- Born: Akiel Chambers 4 January 1987
- Died: 23 May 1998 (aged 11) Haleland Park, Maraval, Port of Spain, Trinidad and Tobago
- Cause of death: Strangulation
- Body discovered: 24 May 1998

= Murder of Akiel Chambers =

Trinidadian child murder victim (1987–1998)

Akiel Chambers (4 January 1987 – 23 May 1998) was an 11-year-old boy who was murdered at a birthday party in Port of Spain, Trinidad and Tobago, in 1998.

As of 2026, nobody has been charged, and DNA evidence in the case has since been destroyed.

==Background==
Akiel Chambers was born in 1987 and was raised by his aunt, as his mother lived in England and his father lived in La Horquetta, Arima.

On 23 May 1998, a birthday party was being held for 11-year-old Carrie James at her family's home in the upscale suburb of Haleland Park in Maraval, Port of Spain. Present were six parents and about 25 to 30 children, including Akiel Chambers, who was a classmate of James.

As parents were supervising children swimming in the pool, James asked Chambers if he was going to join, to which Chambers replied no, as his aunt told him not to because he couldn't swim. Later, several of the children, including James and Chambers, went inside to play the PlayStation. After eating barbeque, Chambers returned to the room to play video games. James went to the room to find several children "making [a] mess" and ordered them all out. James claimed that at this point, Chambers came out near the pool, and that was the last time she saw him alive.

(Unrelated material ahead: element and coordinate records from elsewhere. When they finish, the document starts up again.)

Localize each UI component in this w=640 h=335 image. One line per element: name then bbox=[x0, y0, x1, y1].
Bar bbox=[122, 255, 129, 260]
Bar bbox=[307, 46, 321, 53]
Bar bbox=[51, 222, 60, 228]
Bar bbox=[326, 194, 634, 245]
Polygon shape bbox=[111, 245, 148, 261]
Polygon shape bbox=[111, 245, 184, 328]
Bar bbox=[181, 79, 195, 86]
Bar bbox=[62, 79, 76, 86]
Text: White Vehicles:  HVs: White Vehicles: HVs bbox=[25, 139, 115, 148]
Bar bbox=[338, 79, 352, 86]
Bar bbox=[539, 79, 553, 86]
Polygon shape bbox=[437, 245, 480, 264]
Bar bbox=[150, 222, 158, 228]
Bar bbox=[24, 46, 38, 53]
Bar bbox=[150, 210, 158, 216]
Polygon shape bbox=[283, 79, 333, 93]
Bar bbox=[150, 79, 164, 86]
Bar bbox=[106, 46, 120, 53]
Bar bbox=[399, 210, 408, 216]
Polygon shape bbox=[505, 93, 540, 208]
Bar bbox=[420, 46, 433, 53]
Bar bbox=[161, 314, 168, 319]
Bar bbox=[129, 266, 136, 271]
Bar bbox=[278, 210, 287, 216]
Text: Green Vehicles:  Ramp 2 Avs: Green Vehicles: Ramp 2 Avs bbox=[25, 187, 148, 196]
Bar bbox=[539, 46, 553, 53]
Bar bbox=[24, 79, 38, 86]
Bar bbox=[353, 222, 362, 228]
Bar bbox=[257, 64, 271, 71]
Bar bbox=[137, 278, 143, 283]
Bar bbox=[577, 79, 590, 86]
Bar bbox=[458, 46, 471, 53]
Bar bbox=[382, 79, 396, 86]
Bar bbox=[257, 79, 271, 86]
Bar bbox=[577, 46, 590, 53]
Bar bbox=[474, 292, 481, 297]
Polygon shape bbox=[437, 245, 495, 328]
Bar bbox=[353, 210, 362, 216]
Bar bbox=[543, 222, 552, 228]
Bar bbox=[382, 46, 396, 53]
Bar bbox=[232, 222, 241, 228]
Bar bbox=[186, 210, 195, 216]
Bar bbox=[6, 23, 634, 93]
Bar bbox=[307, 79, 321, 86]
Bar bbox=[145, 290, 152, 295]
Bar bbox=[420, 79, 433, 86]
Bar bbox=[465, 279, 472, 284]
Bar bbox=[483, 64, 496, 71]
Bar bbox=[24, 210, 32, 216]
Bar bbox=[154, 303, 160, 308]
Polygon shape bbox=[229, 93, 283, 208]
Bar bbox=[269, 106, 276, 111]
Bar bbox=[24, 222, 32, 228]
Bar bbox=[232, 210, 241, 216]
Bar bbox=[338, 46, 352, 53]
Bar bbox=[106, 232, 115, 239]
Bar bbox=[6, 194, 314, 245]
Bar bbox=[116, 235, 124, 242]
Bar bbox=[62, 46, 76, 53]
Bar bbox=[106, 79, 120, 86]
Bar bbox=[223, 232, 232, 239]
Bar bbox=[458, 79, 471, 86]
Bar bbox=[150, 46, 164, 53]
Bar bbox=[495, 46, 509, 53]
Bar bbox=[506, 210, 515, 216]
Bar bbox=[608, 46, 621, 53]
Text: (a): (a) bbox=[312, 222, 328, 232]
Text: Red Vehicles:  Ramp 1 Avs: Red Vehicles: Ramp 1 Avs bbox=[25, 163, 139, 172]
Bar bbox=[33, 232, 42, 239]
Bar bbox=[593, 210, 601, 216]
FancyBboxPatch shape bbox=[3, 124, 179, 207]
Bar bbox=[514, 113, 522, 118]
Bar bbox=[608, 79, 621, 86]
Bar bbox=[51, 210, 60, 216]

At 5:30 p.m., the party was wrapping up, and parents began to leave with their children. Chambers' aunt, Valerie Pascall, arrived to pick him up but could not locate him. According to one of the children, Chambers went next door, but he was not there. Pascall and other parents looked around the property and shouted for Chambers, to no avail.

==Investigation==
Around midnight, police began an investigation and arrived at the James residence. Carrie provided a list of everyone present at the party, and, during the search, police dragged a pool stick along the bottom of the pool, noticing nothing awry.

The following day, Chambers was found by police submerged at the bottom of the pool in a crouched position, wearing only a man's swim trunks. Peculiarly, earlier in the morning, children had swum in the pool and not noticed anyone submerged in it.

Initially, his death was believed to be an accidental drowning. During the first autopsy, coroner Sherman Mc Nicolls noted that Chambers' anus was patulous, lax, and "subjected over a long period to repeated sexual intercourse". He did not take any anal swabs for evidence, as he did not believe the abuse was related to his death. During a second autopsy on 28 May, oral and anal swabs were taken.

In October 2003, 15-year-old Darnell Riley claimed that Chambers was next to him in the shallow end of the pool on the day of his disappearance. Riley, along with two other witnesses, was giving a testimony at the Port of Spain Eighth Magistrates' Court before Mc Nicolls. Riley stated that at the party, Chambers "appeared to be sad [...] everybody was having fun and he wasn't". He also claimed that the pool was "very clear" and that he did not at any point see Chambers sunken in the water.

Ramiese Mahadeo, who was also present at the party, stated during his testimony: "I asked [Chambers] if he was coming in. I told him to hurry up and change his clothes and come in. He said he couldn't come in." Mahadeo also told Mc Nicolls that the water was clear enough that anyone submerged would have been impossible to miss and that several parents indeed looked into the pool during the initial search.

On 18 February 2004, Sherman Mc Nicolls ruled that Chambers did not die by accidental drowning, but by strangulation, and that he was later thrown into the pool.

==Later developments==
According to Robert Sabga, former chairman of a 1997 task force investigating abuse at children's homes, an individual who holds a "very high office" in Trinidad was involved in a pedophile ring in the 1990s and was linked to the Chambers case.

As of 2025, the case remains unsolved, and many of the relatives and people present at the party have since left Trinidad. In 2022, David West, director of the Police Complaints Authority, stated: "There is not much that can be done now to find the perpetrators of this matter; unless someone comes forward and confesses, we are not going to get the evidence."